# Anyone know a User Friendly Mortgage Calculator



## Raging Bull (27 Nov 2013)

Would anyone know a nice calculator link on the web?

 I need to compare costs of a 5 year tracker mortgage vs another variable and its not easy without collecting huge amount of data points

 Thanks


----------



## PadKiss (27 Nov 2013)

The best on line is the myhome calculator just google mortgage calculator and u will find it Padraic


----------



## Brendan Burgess (28 Nov 2013)

Raging Bull said:


> I need to compare costs of a 5 year tracker mortgage vs another variable and its not easy without collecting huge amount of data points
> 
> Thanks



Hi Raging Bull

I suspect that you are approaching this problem the wrong way. 

If you want to compare two different mortgage products, you need to look at the annual interest cost only. If you are doing something more complicated, you are probably ignoring the time value of money. 

I use http://www.loanclc.com/  which is the simplest and is suitable for most purposes.  I use http://www.drcalculator.com/mortgage/  when I need to know what the balance outstanding after, say, 5 years, is.

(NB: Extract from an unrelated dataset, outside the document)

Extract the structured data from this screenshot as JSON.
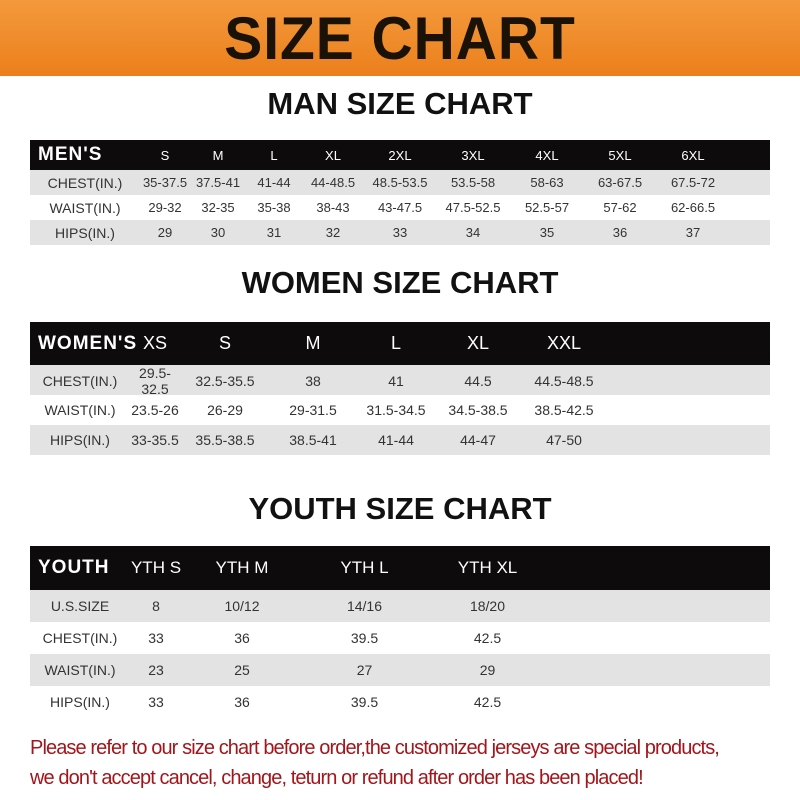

If you want to specify the problem in a bit more detail, I will suggest how you would approach an answer to it.


----------



## Raging Bull (28 Nov 2013)

Thanks for these. 

 Im doing a painful exercise trying to work it the extra interest made for not being on a tracker. The spread between tracker and variable is cerca 3% so I reckon last year it cost me 9k for not being on the tracker....final number will be ugly


----------



## Brendan Burgess (28 Nov 2013)

Are you making an actual claim for a refund? If so, the process would be quite different. 

Working out the additional cost of not being on a tracker into the future is a bit more difficult.  You should work out the Net Present Value. I suggest the following. 

For example, the repayments on €100,000 @ 1.5% over 20 years are €482 per month. 
The repayments on €76,000 @ 1.5% over 20 years are also, €482 per month. 

So the cost in today's money is around €24,000. 

It's a bit more complicated that that, but you are only making an estimate and that would be the rough ball park. 

Brendan


----------



## Raging Bull (28 Nov 2013)

I'm trying to negotiate a solution through MARP. Basically wasn't given a tracker when I asked for it. I reckon over last few years its cost me 40k in extra interest. Precision is not easy as balance is moving also.

 I would be looking to get reinstated to tracker as part of solution but to predict the future regarding rates spread over remainder of contract will be impossible. 

 NPV is a good idea though. Thanks


----------



## Joe_90 (28 Nov 2013)

Raging Bull said:


> IBasically wasn't given a tracker when I asked for it.



Not an easy exercise.

What do you mean wasn't given a tracker?  If you signed for a variable mortgage is there an argument to say they did not give you what you asked for. 

I'm asking not telling.


----------